Malandro. Um bom malandro. Assim que era conhecido pela maioria das pessoas. Gilberto da Costa era seu nome. Mas só se lembrava do nome e sobrenome quando, de alguma forma, precisava buscar informações no documento de identidade. Para ele e para todos, era simplesmente Giba. Malandro Giba.
E foi assim que cresceu pelas vielas do bairro em que nasceu, a Freguesia do Ó, na zona norte da capital paulistana. Tinha vinte e poucos anos, era bonito, tinha o corpo definido, avantajado, músculos conquistados durante os "bicos" que fazia como servente de pedreiro pelo bairro. E era bem requisitado para esse trabalho. Principalmente pelas mulheres. Mulheres. Esse era um dos grandes motivos de estar sempre se envolvendo em confusões.
Certa vez resolveu se envolver com a mulher do Tonicão. Acabou saindo dessa enrascada sem um arranhão sequer. Tonicão era temido pelas ruas da Freguesia. Crescera junto com Giba. Alguns lembram ainda como se fosse hoje, os dois moleques correndo pelas ruas do bairro logo após aprontarem mais uma das suas – como, por exemplo, roubarem um bolo inteiro na padaria da esquina.
Mas os anos se passaram e seguiram rumos diferentes na vida. A culpa foi da Rose também. Ela observava Giba a distância. Falava pras amigas do desejo que sentia pelo rapaz. Do corpo bronzeado, definido, malhado. Dos lábios carnudos, da mão áspera, da ginga exibicionista. E ele era. Tinha noção da inquietação que causava nas mulheres da rua em que morava. Não se preocuparam com Tonicão. Esqueceram o medo por alguns instantes. O suficiente para a consumação do ato carnal.

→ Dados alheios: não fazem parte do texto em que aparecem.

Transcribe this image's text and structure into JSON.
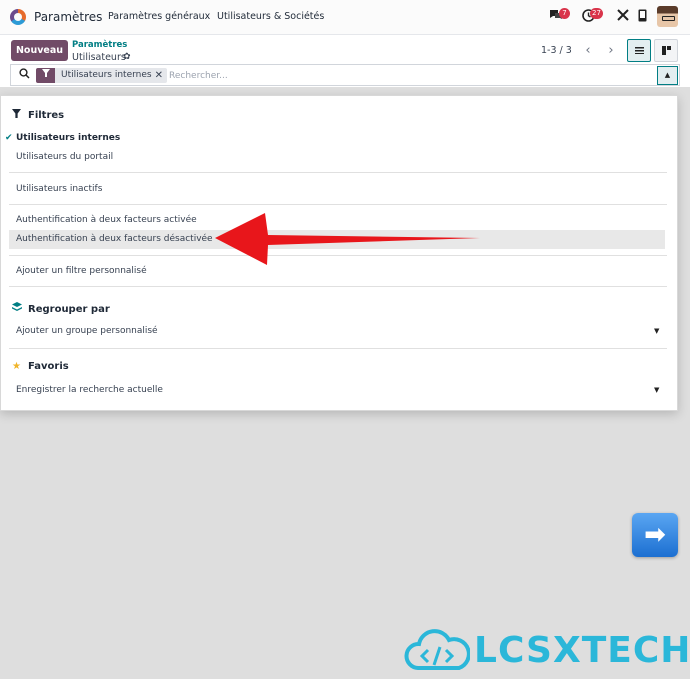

Não se sabe exatamente como, mas o marido dela ficou sabendo. Espancou Rose. Não muito. Amava-a. Prometeu acertar as contas com o malandro ladrão de mulheres. Encontraram por acaso e após discutirem, ouviu-se um tiro. Tonicão havia atirado para o alto. Só pra assustar. Giba, malandro que era, conseguiu escapar. Na verdade, foi só um susto. Para não aprontar mais com mulher de amigo. Acabou sendo perdoado. As lembranças da infância falaram mais alto. A promessa de não ver ou encontrar-se mais com Rose foi selada.
Nunca se soube que houvera se apaixonado por alguma moça. Costumava dizer que tinha nascido livre e assim se manteria até o fim de sua vida. Paixões, viveu várias. Mas nunca as levou a sério. Muitas choravam e brigavam por ele. Isso, de certa forma, inflava seu ego.
Toda essa história mudou depois que Sandrinha foi morar naquela rua. A rua do malandro. A casa, quase ao lado da sua. Sandrinha, morena bonita. Cabelos encaracolados, pele queimada de sol. Olhos amendoados. Lábios carnudos. Verdadeiro convite ao beijo. Sedento. Na rua, dificilmente um homem passava por ela sem percebê-la. Não tinha namorado até onde se sabia. Veio morar ali com os pais e mais dois irmãos. Era moça séria. Não gostava de galanteios baratos para com ela não.
Giba ficou sabendo da chegada de Sandrinha à rua. Sorriu. Faceiro, acreditou que essa seria mais uma que morreria de amores por ele. Não a tinha visto ainda. Mas já deixara bem claro pros amigos que essa não lhe escaparia.
Passou alguns dias e eis que se encontram, pela manhã, por acaso, na saída da padaria. Um esbarrão. O pedido de desculpa do malandro pra moça foi seguido de um largo sorriso. A moça aceitou as desculpas. E cortou o assunto por aí. O malandro ficou encantado com tanta beleza em uma única mulher. Procurou saber com o dono da padaria quem era tal figura tão linda. É a Sandrinha, não conhece não? É a nova moradora da rua, Giba, disse-lhe Jorge, balconista. É moça de respeito e não é pra você não, rapaz. Se enxergue. O pai dela é muito bravo, viu? E ela mesma também é.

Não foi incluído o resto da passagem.